The bringing about of an intellectual unity in India is, I am told, difficult to the verge of impossibility owing to the fact that India has so many different languages.

But every people in the world, in order to attain its greatness, must solve some great problem for itself, or accept defeat and degradation. All true civilizations have been built upon the bedrock of difficulties. Those who have rivers for their water supply are to be envied, but those who have not must dig wells and find water from the difficult depth of their own soil. But let us never imagine that dust can be made to do the duty of the water simply because it is more easily available. We must bravely accept the inconvenient fact of the diversity of our languages, and at the same time know that a foreign language, like foreign soil, may be good for pot culture, but not for that cultivation which is widely and permanently necessary for the maintenance of life.

Then let us admit that India is not like any one of the great countries of Europe, which has its one language, but like Europe herself branching out into different peoples having different languages. And yet Europe has a common civilization with an intellectual unity which is not based upon uniformity of language.

In the earlier stage of her culture the whole of Europe had Latin for her language of learning. It was like her intellectual bud-time, when all her petals of self-expression were closed into one point. But the perfection of her mental unfolding was not represented by that oneness of her literary vehicle. When the great European countries found their individual languages, then only the true federation of cultures became possible in the West and the very differences of the channels made the commerce of ideas in Europe so richly copious and so variedly active. In fact, when natural differences find their harmony, then it is true unity; but artificial uniformity leads to lifelessness. We can well imagine what the loss to European civilization would be, if France, Italy, Germany, England, through their separate agencies, did not contribute to the common coffers their individual earnings. And we know why, when the German culture tried to assert its sole dominance, it was hailed as a calamity by all Europe.

There was a time with us when India also had her common language of culture in Sanskrit. But, for the completeness of her commerce of thought, she must have all her vernaculars attaining their perfect powers, through which her different peoples may manifest their differences of genius to the full. This can never be done through a language which is foreign, containing its own peculiar associations which are sure to hamper our freedom of thought and creation. The use of English inevitably tends to turn our mind for its source of inspiration towards the West, with which we can never be in close touch of life; and therefore our education will mostly remain sterile, or produce incongruities. The diversity of our languages should not be allowed to frighten us; but we should be warned of the futility of borrowing the language of our culture from a far-away land, making stagnant and shallow that which is fluid near its source.

It is unthinkable that we should cease to write petitions in English, or abdicate our seats in the obscure region of the subordinate service. For the present, we have sorrowfully to acknowledge the fact that, English being our court language, it acts like an artificial tariff, gradually driving away our mother-tongue from our life of culture into the insignificance of domestic use.

But this is perpetuating for us the heavy and costly burden of all the alien features of our Government, incomprehensible to the masses of our population.
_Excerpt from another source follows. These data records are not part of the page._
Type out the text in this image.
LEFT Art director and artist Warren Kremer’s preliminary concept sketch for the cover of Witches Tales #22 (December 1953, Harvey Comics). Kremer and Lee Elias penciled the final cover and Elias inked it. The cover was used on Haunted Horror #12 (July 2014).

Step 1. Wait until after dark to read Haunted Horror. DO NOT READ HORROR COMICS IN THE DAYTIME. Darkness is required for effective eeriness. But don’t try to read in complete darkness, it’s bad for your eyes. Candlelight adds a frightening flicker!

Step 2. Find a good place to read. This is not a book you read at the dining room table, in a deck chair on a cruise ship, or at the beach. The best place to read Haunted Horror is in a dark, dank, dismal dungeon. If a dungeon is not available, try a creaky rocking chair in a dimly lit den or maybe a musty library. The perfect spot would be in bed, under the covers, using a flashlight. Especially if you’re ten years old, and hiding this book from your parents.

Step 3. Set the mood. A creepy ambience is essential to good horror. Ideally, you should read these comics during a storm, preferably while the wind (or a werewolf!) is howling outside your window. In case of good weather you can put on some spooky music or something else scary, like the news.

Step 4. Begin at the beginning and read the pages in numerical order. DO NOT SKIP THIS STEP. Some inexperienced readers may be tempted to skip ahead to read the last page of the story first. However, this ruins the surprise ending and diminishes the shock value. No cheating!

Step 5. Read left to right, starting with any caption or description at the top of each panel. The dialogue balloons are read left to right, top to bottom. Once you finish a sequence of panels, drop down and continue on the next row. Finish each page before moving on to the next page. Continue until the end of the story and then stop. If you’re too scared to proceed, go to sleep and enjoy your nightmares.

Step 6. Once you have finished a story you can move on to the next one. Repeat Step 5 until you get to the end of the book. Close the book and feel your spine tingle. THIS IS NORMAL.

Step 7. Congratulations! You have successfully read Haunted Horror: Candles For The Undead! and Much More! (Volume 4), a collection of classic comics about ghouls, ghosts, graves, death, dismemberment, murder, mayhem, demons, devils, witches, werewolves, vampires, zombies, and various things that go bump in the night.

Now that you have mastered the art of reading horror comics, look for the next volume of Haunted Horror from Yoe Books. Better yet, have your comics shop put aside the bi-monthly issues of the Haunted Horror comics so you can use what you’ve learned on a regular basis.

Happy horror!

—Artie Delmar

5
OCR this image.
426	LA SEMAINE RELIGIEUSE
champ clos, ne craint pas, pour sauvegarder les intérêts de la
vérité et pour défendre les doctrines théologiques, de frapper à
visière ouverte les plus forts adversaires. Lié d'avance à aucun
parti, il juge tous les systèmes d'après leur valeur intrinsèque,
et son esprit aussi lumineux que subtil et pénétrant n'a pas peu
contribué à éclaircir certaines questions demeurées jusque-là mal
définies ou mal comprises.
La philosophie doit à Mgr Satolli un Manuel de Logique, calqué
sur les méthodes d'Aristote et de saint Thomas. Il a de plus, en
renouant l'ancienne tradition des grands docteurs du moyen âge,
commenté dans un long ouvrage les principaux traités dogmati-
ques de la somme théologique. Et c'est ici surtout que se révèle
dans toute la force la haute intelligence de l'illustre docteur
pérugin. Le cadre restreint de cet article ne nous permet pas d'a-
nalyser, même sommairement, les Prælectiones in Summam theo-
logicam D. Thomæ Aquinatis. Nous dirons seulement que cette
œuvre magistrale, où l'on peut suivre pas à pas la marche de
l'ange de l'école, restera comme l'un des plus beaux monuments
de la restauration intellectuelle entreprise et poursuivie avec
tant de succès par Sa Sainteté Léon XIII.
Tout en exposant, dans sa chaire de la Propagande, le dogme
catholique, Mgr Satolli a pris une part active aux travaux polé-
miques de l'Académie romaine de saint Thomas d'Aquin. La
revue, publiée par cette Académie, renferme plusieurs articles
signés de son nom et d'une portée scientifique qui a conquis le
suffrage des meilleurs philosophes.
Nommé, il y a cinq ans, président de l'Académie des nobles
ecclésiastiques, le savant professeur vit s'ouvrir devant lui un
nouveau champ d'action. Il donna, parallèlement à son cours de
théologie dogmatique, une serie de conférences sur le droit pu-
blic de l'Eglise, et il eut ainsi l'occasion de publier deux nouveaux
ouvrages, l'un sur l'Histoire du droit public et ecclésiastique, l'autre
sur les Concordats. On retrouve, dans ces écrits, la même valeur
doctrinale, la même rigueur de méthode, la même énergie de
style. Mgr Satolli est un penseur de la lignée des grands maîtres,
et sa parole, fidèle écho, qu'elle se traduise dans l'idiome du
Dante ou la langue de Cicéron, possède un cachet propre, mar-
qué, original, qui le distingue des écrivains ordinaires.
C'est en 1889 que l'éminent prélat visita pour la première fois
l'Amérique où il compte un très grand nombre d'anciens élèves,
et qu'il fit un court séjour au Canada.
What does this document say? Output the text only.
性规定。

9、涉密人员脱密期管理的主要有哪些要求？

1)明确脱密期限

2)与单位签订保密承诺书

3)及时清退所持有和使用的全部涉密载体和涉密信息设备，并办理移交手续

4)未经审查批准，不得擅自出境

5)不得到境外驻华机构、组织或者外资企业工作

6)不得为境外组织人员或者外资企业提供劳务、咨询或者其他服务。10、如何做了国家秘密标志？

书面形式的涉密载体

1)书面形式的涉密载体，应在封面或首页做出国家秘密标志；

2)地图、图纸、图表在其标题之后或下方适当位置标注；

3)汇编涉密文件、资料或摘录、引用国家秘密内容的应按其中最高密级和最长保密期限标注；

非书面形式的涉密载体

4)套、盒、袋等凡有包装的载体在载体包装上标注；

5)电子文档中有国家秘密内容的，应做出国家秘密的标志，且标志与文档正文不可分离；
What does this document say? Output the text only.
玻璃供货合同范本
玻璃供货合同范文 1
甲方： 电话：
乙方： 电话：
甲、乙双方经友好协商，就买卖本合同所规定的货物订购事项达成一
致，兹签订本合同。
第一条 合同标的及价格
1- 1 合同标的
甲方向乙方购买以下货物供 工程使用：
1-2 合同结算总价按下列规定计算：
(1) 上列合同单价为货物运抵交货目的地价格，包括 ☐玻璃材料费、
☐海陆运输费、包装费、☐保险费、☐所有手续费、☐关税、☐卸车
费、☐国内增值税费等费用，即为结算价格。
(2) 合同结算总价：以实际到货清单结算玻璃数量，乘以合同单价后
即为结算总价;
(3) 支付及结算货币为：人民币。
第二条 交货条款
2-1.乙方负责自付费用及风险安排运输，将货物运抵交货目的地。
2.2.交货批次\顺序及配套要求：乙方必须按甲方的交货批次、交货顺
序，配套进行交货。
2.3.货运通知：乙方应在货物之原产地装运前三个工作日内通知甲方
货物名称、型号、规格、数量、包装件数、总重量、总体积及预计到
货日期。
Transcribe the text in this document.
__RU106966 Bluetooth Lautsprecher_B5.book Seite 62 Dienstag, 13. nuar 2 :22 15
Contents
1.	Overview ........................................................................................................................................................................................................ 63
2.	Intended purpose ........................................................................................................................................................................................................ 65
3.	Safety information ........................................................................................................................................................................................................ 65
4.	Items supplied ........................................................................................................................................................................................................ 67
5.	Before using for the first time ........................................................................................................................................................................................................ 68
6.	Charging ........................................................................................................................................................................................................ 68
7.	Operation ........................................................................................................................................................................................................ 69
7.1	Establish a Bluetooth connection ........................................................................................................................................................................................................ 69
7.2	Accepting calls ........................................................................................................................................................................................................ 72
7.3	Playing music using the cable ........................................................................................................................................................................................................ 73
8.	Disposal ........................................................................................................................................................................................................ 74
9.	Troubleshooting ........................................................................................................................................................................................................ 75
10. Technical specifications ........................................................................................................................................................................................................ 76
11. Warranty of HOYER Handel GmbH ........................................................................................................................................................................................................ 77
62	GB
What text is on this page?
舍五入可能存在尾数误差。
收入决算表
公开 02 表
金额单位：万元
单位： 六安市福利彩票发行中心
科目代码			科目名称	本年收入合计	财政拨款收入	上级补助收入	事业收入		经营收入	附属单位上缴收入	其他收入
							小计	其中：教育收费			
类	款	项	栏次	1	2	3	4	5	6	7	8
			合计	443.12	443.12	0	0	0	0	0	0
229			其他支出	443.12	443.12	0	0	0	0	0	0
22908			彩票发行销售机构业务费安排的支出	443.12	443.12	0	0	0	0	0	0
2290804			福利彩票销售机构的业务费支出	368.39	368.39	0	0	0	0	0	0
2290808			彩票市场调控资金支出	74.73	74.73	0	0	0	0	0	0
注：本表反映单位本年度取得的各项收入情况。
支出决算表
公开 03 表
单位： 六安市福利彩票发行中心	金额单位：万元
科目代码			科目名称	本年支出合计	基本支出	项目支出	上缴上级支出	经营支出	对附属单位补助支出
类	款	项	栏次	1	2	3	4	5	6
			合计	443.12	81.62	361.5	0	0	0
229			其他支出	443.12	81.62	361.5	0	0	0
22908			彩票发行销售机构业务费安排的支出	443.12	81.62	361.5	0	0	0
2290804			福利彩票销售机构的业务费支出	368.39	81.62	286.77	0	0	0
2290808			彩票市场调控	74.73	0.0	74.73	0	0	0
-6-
It involves the cruel necessity of a host of English-knowing middlemen for carrying on relationship with the governing power in matters of the smallest detail. I believe that India is the only country in the world where the Government has an Agricultural Department, which publishes its bulletins for the benefit of the cultivators in a language unknown to them, making these poor cultivators pay the cost of this heartless joke played upon themselves.

The Government has expensive arrangements made for everything necessary to be translated from the vernaculars into English, in order to make the administrative work of a foreign country lazily convenient for the few English officials engaged in this task. But, for the three hundred millions of people inhabiting this country, are kept strictly purda-nashin, behind a foreign language, the codes of law, the proceedings of the legislative councils, the lectures of the Governors addressed to the people, and all the important Government communications affecting their life. This makes us wonder all the more at the last remnant of the sense of humour exhibited in our railway stations, where the names are actually inscribed in the Indian alphabets to help the Indian travellers. In fact, our rulers have made their duties cheap for themselves, but immensely expensive for the people they have come to govern.

This has created a most unnatural situation for us, making our own language an obstacle in our pathway of success, thus generating among our educated men a humiliating pride in being able to perform the rope-dancer's feat of skill by leading their knowledge of English over the perilously thin line of correct grammar. And merely for this we have no other option but fondly to overlook all vital defects in our present system and with grateful tears accept from its hands a stone in place of bread. For not only have we to pay the cost of our government with taxes, but also with our own language and with our own true culture, upon which depends the salvation of our motherland for all time to come.